Published May 17, 2005
Volume 13, Number 5

Amtech S.F. Elevator Knows the Ups and Downs of Vertical Travel

Brendan Kildune, center, and the rest of the staff of the Pleasanton office
of Amtech SF Elevator provide service to companies around the area.

By George Walsh
Special to NETWORK

Many of us take it for granted that any building over a certain height will have an elevator as an amenity. However, by their very nature, these devices need to be kept in peak operating order for the sake of safety—not just convenience. In the Bay Area, one of the companies that people rely on to handle the important task of keeping people moving safely between the floors of a building is Amtech SF Elevator at 5627 Stoneridge Drive.

“We’re engaged in the service, repair, modernization, and installation of elevators,” says Brendan Kildunne, account manager for Amtech SF Elevator. “We install elevators in brand-new buildings, we modernize elevators in old buildings, and we do service and repair on existing elevators. In the real estate market, we act as a service organization, like an air conditioning company or a security provider. We work with the property managers to maintain their elevators. In the construction industry, we act as subcontractor with the expertise to correctly and safely install elevators.”

Amtech is owned by United Technologies Corp., a Fortune 500 company and world leader in the building systems and aerospace industries. It is also a sister company of Otis Elevator, an organization that sells approximately 100,000 elevators and escalators annually. Otis has an approximate 28 percent share of the world new elevator equipment market. Amtech was originally founded approximately 25 years ago, before merging with San Francisco Elevator, a company that has been in business for over a century. Amtech SF Elevator was acquired by United Technologies in August of 2003. The company has four employees on staff in its Hacienda office and around ten field employees operating out of the facility. In its San Francisco, Sacramento, and Pleasanton offices, Amtech has a total of 85 employees.

The potentially deadly possibility of a cable breaking wasn’t addressed until the mid 1880s by Elisha Otis. Otis designed a safety brake for elevators so that if a cable snapped, the brake would immediately engage, preventing the platform from falling. Otis presented his new safety elevator in a demonstration where he had one fully loaded with freight, climbed on board, and had the platform raised to full height. While standing on the elevator, he had an associate cut the rope supporting it with an axe. Before the elevator could fall, the safety brake locked the lift in place, keeping Otis, the elevator, and its freight from falling to the ground. From that point on, the demand for elevators increased exponentially, and they increasingly became a trusted part of daily life, as well as enabling the construction of high-rise buildings.
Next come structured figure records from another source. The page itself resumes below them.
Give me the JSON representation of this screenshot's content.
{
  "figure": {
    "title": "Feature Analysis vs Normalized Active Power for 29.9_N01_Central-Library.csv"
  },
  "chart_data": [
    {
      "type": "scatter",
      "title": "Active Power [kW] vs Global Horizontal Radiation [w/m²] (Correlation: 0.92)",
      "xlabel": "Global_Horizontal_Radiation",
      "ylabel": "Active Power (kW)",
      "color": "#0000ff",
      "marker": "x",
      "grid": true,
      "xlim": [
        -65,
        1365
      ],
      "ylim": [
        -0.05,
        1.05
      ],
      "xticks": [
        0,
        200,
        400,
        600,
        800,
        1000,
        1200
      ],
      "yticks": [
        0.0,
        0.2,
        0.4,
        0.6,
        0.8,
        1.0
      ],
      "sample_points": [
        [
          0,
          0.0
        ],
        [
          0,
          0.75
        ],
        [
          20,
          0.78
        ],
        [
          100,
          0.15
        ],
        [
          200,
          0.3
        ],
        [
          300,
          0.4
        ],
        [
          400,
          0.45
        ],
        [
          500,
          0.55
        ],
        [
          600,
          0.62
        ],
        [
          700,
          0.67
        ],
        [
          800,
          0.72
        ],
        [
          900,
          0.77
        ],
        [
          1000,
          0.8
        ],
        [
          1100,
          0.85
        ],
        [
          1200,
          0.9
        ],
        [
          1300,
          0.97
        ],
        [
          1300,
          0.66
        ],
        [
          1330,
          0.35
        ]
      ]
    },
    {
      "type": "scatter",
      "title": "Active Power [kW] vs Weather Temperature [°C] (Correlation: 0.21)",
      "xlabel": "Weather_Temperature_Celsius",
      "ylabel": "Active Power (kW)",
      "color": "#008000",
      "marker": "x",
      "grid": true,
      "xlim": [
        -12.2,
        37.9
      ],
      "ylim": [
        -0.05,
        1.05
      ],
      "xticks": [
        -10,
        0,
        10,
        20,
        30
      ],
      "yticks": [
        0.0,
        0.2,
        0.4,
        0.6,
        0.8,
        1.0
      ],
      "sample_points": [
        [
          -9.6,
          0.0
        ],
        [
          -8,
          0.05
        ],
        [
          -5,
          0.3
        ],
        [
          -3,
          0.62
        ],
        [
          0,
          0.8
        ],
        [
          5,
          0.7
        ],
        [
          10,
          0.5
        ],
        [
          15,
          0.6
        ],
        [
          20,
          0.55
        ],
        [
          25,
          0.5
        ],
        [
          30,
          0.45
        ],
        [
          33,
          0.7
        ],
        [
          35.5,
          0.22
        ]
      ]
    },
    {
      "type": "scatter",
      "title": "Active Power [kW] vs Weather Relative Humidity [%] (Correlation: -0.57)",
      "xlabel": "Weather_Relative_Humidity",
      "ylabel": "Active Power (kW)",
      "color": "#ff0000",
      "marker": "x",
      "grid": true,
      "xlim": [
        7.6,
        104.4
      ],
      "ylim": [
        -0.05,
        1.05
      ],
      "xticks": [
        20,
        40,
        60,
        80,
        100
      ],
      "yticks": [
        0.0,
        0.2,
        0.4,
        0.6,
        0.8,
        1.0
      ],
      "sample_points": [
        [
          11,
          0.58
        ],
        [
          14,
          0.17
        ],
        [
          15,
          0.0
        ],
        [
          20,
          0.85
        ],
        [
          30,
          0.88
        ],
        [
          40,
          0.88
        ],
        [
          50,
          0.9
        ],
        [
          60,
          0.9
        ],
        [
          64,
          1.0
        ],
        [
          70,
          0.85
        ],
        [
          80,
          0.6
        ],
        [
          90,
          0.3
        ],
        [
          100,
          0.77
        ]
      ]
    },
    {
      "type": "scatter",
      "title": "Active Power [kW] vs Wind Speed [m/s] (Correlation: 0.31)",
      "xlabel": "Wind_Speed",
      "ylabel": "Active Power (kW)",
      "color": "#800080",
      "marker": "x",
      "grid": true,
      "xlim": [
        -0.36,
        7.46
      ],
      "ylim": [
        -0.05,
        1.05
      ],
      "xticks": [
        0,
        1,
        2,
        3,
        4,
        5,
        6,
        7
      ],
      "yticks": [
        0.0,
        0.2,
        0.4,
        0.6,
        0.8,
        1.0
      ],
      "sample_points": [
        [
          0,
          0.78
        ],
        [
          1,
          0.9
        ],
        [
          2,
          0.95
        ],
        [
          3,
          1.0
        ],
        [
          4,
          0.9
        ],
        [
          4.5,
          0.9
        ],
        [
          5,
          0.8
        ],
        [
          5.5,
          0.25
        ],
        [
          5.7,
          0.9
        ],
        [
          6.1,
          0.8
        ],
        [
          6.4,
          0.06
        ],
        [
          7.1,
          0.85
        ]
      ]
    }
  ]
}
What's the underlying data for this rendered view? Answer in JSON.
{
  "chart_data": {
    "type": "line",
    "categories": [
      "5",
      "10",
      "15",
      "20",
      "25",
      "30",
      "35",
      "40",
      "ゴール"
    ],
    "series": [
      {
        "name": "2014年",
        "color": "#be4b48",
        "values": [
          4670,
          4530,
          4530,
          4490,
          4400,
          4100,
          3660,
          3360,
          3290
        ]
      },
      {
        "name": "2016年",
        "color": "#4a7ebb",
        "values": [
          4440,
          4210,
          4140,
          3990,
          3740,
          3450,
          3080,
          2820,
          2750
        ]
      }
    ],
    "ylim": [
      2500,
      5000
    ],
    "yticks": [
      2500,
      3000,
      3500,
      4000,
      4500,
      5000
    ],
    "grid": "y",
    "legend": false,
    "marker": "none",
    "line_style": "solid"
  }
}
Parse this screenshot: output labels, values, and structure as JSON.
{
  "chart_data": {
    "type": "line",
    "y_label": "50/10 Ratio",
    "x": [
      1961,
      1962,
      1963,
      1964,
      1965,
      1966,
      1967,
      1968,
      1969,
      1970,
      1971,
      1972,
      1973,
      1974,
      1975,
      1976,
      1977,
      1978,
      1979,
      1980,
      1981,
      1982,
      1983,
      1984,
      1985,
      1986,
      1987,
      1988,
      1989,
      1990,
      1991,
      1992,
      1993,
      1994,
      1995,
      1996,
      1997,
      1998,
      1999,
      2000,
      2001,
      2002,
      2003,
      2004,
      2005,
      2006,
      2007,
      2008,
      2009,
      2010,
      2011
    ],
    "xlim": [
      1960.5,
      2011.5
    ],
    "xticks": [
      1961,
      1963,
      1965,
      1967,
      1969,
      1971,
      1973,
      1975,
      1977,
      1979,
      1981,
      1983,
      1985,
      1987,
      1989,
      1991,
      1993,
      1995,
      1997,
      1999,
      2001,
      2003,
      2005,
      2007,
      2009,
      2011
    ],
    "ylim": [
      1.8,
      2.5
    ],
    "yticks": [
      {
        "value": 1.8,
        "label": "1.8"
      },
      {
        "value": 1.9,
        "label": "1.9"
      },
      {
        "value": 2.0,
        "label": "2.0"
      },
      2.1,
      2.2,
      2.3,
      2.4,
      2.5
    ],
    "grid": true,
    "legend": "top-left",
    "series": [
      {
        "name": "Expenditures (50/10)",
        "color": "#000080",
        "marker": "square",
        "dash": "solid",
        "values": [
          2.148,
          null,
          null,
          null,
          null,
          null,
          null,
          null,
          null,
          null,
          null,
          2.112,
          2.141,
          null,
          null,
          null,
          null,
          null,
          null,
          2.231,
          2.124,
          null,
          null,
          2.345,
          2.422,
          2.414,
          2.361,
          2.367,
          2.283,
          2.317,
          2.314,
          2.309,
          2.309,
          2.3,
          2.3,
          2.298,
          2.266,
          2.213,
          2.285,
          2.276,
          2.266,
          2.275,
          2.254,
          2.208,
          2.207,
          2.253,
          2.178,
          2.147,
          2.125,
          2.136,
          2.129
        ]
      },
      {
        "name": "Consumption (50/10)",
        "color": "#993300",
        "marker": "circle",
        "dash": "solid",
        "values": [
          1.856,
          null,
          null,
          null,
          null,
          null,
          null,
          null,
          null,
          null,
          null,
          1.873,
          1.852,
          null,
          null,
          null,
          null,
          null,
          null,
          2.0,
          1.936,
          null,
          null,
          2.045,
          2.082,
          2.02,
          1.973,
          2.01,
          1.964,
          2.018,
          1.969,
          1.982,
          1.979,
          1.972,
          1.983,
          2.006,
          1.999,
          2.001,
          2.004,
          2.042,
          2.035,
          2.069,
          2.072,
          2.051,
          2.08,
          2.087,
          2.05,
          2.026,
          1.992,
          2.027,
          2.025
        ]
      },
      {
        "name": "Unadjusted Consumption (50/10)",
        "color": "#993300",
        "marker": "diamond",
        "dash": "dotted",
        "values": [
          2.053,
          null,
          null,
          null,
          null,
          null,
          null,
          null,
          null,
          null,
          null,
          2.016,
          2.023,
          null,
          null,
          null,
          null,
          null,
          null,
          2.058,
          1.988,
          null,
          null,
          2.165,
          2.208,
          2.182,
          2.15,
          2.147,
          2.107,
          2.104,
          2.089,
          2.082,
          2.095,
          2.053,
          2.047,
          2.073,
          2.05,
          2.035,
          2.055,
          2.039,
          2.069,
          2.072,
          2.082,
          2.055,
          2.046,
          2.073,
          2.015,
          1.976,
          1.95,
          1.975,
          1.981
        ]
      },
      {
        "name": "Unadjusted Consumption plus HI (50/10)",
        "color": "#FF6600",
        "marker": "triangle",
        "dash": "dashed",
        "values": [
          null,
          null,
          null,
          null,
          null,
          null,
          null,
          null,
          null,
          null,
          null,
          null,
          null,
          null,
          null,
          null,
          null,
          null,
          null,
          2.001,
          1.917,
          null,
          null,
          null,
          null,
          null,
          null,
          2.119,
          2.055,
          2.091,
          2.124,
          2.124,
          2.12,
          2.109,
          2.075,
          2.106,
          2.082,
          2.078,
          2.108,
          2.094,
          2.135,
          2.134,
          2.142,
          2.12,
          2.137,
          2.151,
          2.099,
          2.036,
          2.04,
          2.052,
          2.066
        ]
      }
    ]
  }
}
“Our predominate focus in business is service,” Kildunne says. “We’re very customer focused and responsive. People typically don’t just call us up and to tell us that their elevator is broken. Most of the elevators we service are covered under a service contract. We visit our clients monthly to do preventative maintenance and any repairs or upgrades that are necessary.” In the immediate area, Amtech services companies that include the Carr America Center, AT&T, and the San Ramon Marriott.

Amtech’s association with Otis provides them with a number of benefits, including financial and engineering resources, technical expertise, the Otis engineering facility, and an extensive parts warehouse. In many cases, Amtech can obtain the necessary parts for repairing or maintaining an elevator overnight. In regards to the importance of keeping elevators operating safely, Kildunne likes to use an old quote from his industry: “If your elevators don’t move, your tenants will.”